Aslında anlamaya ve özetlemeye çalıştığım durumun, tiyatro adabına aşina olmayan bir tiyatro izleyicisinin hezeyanlarından daha vahim boyutları var.
"Olay"ın ne olduğu daha ortaya çıkmadan, hatta olay olarak nitelenebilecek bir durum olup olmadığı anlaşılmadan, daha soruşturma yeni açılmışken yandaş basın sanatçı için kalemi kırıyor, cezayı kesiyor: "Sahnede hakarete soruşturma" diye manşet atılıyor gazetelerde.
"Nereden biliyorsunuz sahnede hakaret olduğunu?" diye sormak, o manşeti atan gazetenin yayın yönetmeninin aklına bile gelmiyor anlaşılan.
Kültür Bakanı İzmir adaylığının cülusla nihayetlenmeyebileceği telaşıyla sanatçıyı odasına çağırıp azarlıyor. Ne cüretle?!
Fazla irdelenmeyen bir konu da gayet önemli bence. Sakız çiğneyen bir izleyiciyi oyuncunun doğaçlamayla ikazına verilen organize bir tepki var. 150 polis koleji öğrencisi nasıl bir anda teyakkuza geçiveriyor kerime sultanın ardından? Mezuniyetlerinin ardından, eylemlerde türbanı olmayan kızları saçlarından yerlerde sürüklemesi kuvvetle muhtemel 150 Polis Koleji öğrencisinin salonu terk etmesi ilginç değil mi?...Bütün bunlar üzerinde düşünmeye değer şeyler..

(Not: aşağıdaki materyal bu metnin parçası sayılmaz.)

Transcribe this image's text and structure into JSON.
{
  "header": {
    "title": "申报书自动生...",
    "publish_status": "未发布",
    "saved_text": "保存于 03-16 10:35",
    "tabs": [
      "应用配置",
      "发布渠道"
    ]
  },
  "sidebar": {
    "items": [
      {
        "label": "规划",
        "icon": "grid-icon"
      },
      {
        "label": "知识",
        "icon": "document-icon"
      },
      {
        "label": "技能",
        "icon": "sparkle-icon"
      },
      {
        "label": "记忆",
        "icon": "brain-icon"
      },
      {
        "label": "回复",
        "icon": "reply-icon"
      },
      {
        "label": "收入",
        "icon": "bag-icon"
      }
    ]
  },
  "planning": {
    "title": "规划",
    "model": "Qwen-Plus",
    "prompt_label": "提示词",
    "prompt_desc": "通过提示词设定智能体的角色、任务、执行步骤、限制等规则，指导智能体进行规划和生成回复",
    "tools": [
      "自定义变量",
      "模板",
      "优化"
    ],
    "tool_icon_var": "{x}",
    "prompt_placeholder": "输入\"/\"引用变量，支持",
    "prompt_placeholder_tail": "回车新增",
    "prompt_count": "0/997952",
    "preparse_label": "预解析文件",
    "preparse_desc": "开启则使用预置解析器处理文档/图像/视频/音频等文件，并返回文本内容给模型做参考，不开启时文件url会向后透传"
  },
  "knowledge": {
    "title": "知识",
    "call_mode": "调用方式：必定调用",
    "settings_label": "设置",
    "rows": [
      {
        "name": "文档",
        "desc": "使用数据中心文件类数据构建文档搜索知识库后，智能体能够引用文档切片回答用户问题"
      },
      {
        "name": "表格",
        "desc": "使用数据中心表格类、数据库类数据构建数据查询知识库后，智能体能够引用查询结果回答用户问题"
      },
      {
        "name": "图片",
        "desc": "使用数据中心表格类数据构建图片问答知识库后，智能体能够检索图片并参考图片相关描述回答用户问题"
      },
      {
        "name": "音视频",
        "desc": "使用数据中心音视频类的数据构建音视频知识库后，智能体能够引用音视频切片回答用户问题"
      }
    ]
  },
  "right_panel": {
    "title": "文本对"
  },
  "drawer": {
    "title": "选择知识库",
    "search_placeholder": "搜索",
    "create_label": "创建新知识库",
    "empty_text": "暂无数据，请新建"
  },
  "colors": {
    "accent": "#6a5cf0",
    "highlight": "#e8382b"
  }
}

Öğrenci seçmelerine dair şaibeler üzerine, bir de bu pencereden bakmayı gerektirecek kadar ilginç bir toplu tepki. Başlı başına dikkate değer bir durum.
Özetleyecek olursam, Sümeyye Erdoğan'ın kendi kaleminden anlattıklarından benim anladığım şu oldu: 8 Nisan'da Ankara Devlet Tiyatrosunda olanlar sırasında ve sonrasında sanata ve sanatçıya büyük saygısızlık yapılmıştır.
Sanatçıya saygı duymayan bu ucube iktidarın yaptıklarını bir curcuna izler gibi izleyeceğimize, "Yeter artık!"demek, bizlere, arka sıralarda oturanlara düşer!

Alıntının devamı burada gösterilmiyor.